Home Foreclosures
The real estate and financing industries in the U.S. are experiencing seasonal highs at the end of the second quarter. The figures for the delinquency and home foreclosure rates for mortgage loans have sunk several points, compared to this year’s first quarter.
The Mortgage Bankers Association (MBA), in their national delinquency survey, validates a 21-basis-points dip by the second quarter this year for the delinquency rate of 9.85 percent on mortgage loans of residential properties. Included in the survey are loans that are at least a payment date-late.
On the other hand, there is a slight decrease in the number of loans that are processed for foreclosure. At the rate of 4.57 percent, this foreclosure rate is only six-basis-points lower from the previous quarter.
The rate for serious delinquency, or the chunk of loans that are at least three months past due or facing foreclosure, has likewise joined the seasonal drop. By the second quarter, at 9.11 percent, this is a comparatively substantial decrease of 43 basis points.

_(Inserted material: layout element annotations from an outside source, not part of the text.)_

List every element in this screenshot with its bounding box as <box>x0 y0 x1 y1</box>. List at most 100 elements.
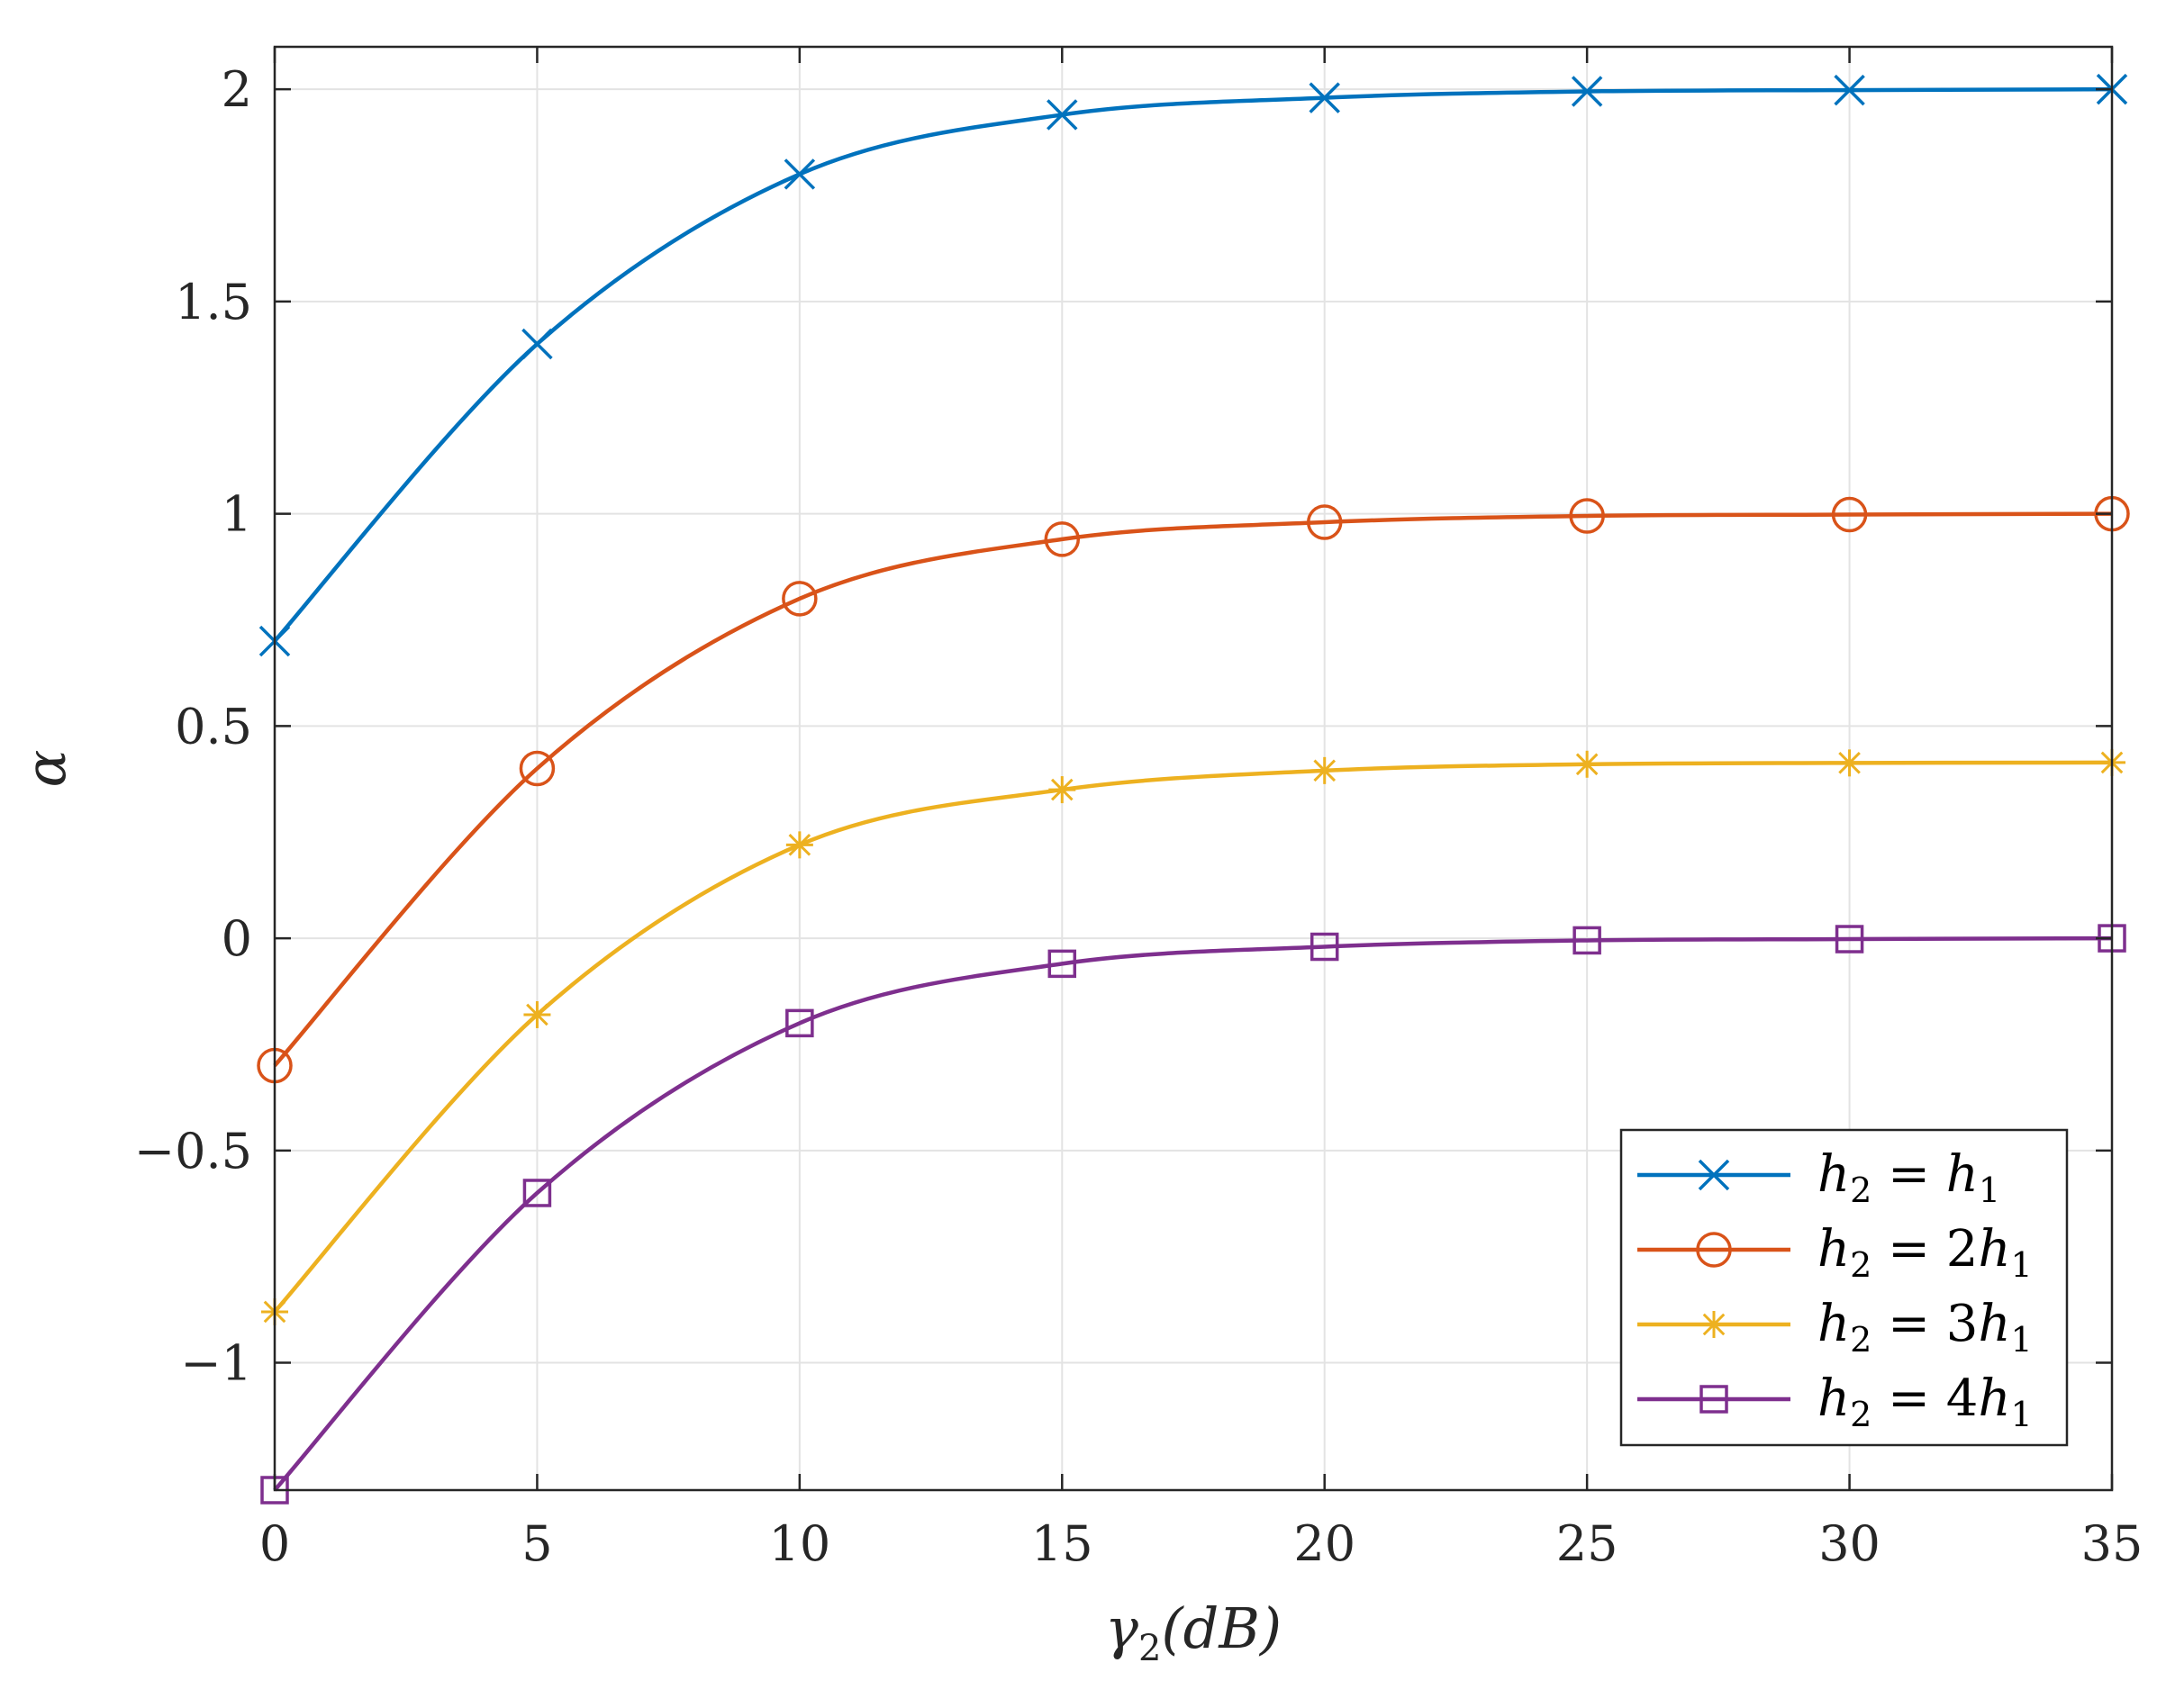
data-point <box>1309 82 1340 113</box>
data-point <box>1572 926 1601 955</box>
y-tick-label: 1.5 <box>175 274 252 330</box>
y-tick-label: 0.5 <box>175 698 252 755</box>
legend-coefficient: 2 <box>1946 1220 1979 1279</box>
data-point <box>1835 925 1864 953</box>
data-point <box>784 158 816 190</box>
marker-stroke <box>1571 76 1603 107</box>
series-2 <box>257 495 2130 1084</box>
legend-item: h2 = 2h1 <box>1637 1220 2033 1285</box>
y-axis-label: α <box>13 750 78 788</box>
data-point <box>1310 932 1339 962</box>
x-axis-label-symbol: γ <box>1105 1595 1139 1661</box>
data-point <box>1048 776 1076 804</box>
data-point <box>785 1008 814 1038</box>
legend-equals: = <box>1871 1220 1946 1279</box>
legend-equals: = <box>1871 1369 1946 1428</box>
y-tick-label: −0.5 <box>134 1123 252 1179</box>
legend-marker <box>1696 1232 1732 1268</box>
legend-rhs-sub: 1 <box>2011 1395 2033 1434</box>
marker-stroke <box>1838 752 1861 774</box>
marker-stroke <box>1047 99 1078 131</box>
legend-marker <box>1700 1311 1727 1338</box>
legend-rhs-sub: 1 <box>2011 1245 2033 1285</box>
marker-stroke <box>1575 753 1599 776</box>
legend-lhs: h <box>1817 1145 1850 1204</box>
x-tick-label: 0 <box>259 1515 290 1572</box>
legend-box <box>1619 1128 2069 1447</box>
marker-stroke <box>1834 74 1865 106</box>
legend-rhs: h <box>1978 1220 2010 1279</box>
y-tick-label: 1 <box>222 486 252 543</box>
legend-label: h2 = 3h1 <box>1817 1295 2033 1360</box>
axis-labels: γ2(dB) α <box>13 750 1282 1669</box>
legend-equals: = <box>1871 1145 1946 1204</box>
marker-stroke <box>1698 1159 1730 1191</box>
marker-stroke <box>1050 778 1074 801</box>
y-tick-label: −1 <box>180 1335 252 1392</box>
x-tick-label: 25 <box>1556 1515 1618 1572</box>
legend-equals: = <box>1871 1295 1946 1353</box>
x-tick-label: 35 <box>2081 1515 2143 1572</box>
legend-coefficient: 3 <box>1946 1295 1979 1353</box>
legend-rhs: h <box>1978 1369 2010 1428</box>
legend-lhs: h <box>1817 1220 1850 1279</box>
legend-lhs-sub: 2 <box>1850 1395 1871 1434</box>
data-point <box>1047 949 1077 979</box>
legend-rhs: h <box>1978 1295 2010 1353</box>
legend-lhs-sub: 2 <box>1850 1320 1871 1360</box>
data-point <box>1571 76 1603 107</box>
marker-stroke <box>526 1003 548 1026</box>
y-tick-label: 0 <box>222 910 252 967</box>
legend-marker <box>1699 1385 1728 1414</box>
marker-stroke <box>788 834 811 856</box>
series-line <box>273 935 2113 1492</box>
legend-lhs: h <box>1817 1295 1850 1353</box>
legend-rhs: h <box>1946 1145 1979 1204</box>
legend-marker <box>1698 1159 1730 1191</box>
data-point <box>523 1000 551 1028</box>
data-point <box>1047 99 1078 131</box>
x-axis-label: γ2(dB) <box>1105 1595 1282 1669</box>
series-line <box>273 511 2113 1068</box>
marker-stroke <box>1313 759 1337 782</box>
data-point <box>785 831 813 859</box>
data-point <box>1306 504 1343 540</box>
x-axis-label-subscript: 2 <box>1138 1628 1161 1669</box>
marker-stroke <box>521 328 553 360</box>
data-point <box>782 581 818 617</box>
data-point <box>521 328 553 360</box>
legend-item: h2 = 3h1 <box>1637 1295 2033 1360</box>
data-point <box>519 750 556 787</box>
x-axis-label-unit: (dB) <box>1161 1595 1282 1661</box>
x-tick-label: 30 <box>1818 1515 1881 1572</box>
data-point <box>1573 750 1601 778</box>
plot-frame <box>273 45 2114 1492</box>
x-tick-label: 20 <box>1293 1515 1355 1572</box>
legend-label: h2 = 2h1 <box>1817 1220 2033 1285</box>
legend-label: h2 = h1 <box>1817 1145 2000 1210</box>
series-layer <box>257 73 2130 1505</box>
y-tick-label: 2 <box>222 61 252 118</box>
data-point <box>1835 749 1863 777</box>
legend-label: h2 = 4h1 <box>1817 1369 2033 1434</box>
legend-lhs-sub: 2 <box>1850 1170 1871 1210</box>
data-point <box>1834 74 1865 106</box>
legend-coefficient: 4 <box>1946 1369 1979 1428</box>
legend-rhs-sub: 1 <box>2011 1320 2033 1360</box>
marker-stroke <box>784 158 816 190</box>
legend-item: h2 = h1 <box>1637 1145 2000 1210</box>
data-point <box>1569 498 1605 534</box>
legend-lhs: h <box>1817 1369 1850 1428</box>
data-point <box>1831 496 1868 533</box>
x-tick-label: 15 <box>1031 1515 1093 1572</box>
x-tick-label: 10 <box>768 1515 830 1572</box>
data-point <box>1310 756 1338 784</box>
data-point <box>1044 521 1081 557</box>
legend-rhs-sub: 1 <box>1979 1170 2000 1210</box>
legend-lhs-sub: 2 <box>1850 1245 1871 1285</box>
ticks: 0 5 10 15 20 25 30 35 −1 −0.5 0 0.5 1 1.5 2 <box>134 47 2143 1572</box>
legend-item: h2 = 4h1 <box>1637 1369 2033 1434</box>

Still, it’s not all good news. Unemployment still caused a major dent on most mortgage loans. MBA’s chief economist, Jay Brinkmann, presents the other side of the coin.
Brinkman shares how the current trend may turn the other way around, “The disappointing news is that, after declining since the beginning of 2009, the rate of short-term delinquencies is going up and the increase in these short-term delinquencies may ultimately drive the foreclosure measures back up.”